RLPC-Goldman Sachs cuts Bavaria Yachtbau debt price
By Elena Moya and Tessa Walsh
LONDON, Aug 14 (Reuters) - Goldman Sachs (GS.N) has cut the price of its covenant lite loan to German yacht maker Bavaria Yachtbau GmbH in the secondary loan market in a renewed effort to sell the paper as banks around the world come under pressure to clean their books, banking sources said on Thursday.
Loan traders told Reuters LPC on Thursday that Goldman Sachs, which is reporting on Aug. 19, had offered the senior debt at 30 percent of face value last week, but found few takers.
The company's deeply subordinated payment-in-kind (PIK) loan was said to have been offered at 5 percent of face value, traders said.

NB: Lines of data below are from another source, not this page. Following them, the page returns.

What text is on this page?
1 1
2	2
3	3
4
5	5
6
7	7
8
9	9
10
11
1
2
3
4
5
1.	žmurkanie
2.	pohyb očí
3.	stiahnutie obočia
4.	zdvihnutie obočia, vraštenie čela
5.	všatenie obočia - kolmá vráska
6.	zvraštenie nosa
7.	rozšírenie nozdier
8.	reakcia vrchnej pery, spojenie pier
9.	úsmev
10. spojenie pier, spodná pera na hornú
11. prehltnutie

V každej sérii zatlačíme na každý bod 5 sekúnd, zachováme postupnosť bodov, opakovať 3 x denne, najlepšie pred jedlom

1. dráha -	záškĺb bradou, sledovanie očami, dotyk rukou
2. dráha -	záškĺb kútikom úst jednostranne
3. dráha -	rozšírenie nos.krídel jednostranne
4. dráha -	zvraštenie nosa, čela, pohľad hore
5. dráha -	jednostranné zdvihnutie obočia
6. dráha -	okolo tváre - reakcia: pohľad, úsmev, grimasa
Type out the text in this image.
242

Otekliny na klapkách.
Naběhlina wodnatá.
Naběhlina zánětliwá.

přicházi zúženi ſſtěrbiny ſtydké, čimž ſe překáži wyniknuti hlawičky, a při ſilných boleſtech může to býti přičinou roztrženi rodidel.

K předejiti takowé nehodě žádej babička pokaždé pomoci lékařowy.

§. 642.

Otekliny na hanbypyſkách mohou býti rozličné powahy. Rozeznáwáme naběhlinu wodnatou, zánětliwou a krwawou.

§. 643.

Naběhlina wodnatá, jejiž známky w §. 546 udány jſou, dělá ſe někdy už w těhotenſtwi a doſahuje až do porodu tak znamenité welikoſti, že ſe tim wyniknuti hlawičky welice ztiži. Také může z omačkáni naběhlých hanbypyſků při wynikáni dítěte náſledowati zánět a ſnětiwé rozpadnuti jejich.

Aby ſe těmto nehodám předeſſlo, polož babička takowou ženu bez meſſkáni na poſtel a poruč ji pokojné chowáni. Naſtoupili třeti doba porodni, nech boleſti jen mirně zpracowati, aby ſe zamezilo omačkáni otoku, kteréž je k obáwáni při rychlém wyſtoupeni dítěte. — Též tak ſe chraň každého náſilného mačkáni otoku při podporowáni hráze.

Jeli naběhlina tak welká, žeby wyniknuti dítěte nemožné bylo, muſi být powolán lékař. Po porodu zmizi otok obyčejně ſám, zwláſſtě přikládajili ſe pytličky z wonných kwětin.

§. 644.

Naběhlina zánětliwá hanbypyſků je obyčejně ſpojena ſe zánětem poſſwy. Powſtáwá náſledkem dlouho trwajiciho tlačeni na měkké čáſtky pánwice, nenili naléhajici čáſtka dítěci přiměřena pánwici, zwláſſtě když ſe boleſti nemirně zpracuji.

Goldman Sachs and Dresdner Kleinwort underwrote a 875 million euro financing package backing the 1.3 billion euro purchase of the company by private equity firm Bain Capital in June 2007 before the credit crunch, RLPC data shows.
The aggressive loan had high leverage of nearly ten times total debt to EBITDA and was structured with senior debt, second lien, PIK and mezzanine loans.
The deal was part of the 75-80 billion euro pipeline of aggressively priced and structured leveraged loans that were unable to be sold and left on banks balance sheets as the credit crisis intensified.
Banks have been forced to discount the paper to sell it and Bavaria was one of Europe's first discounted loan sales in March.
Goldman, which owns most of the junior debt, tried to sell the senior debt at 65 percent of face value and sold around 100 million euros of its position at that time, banking sources said. The loan was quoted recently at 50 percent of face value, according to RLPC data.
Dresdner, which owns half of the senior and second lien debt, opted not to sell and has not been a recent seller.
"Now, they're (Goldman) are desperately trying to sell it," one of the sources said.
Goldman Sachs declined to comment.
Bavaria has struggled as consumers have cut down on luxury purchases such as yachts. The highly leveraged company has underperformed its business plan but traders said that the secondary loan price also reflects Goldman's desire to sell.
"There is recovery value in there - 30 is pretty harsh, Bain is a reasonable sponsor. They overpaid and overlevered the business and the equity is underwater but Bain is an experienced sponsor," a secondary loan trader said.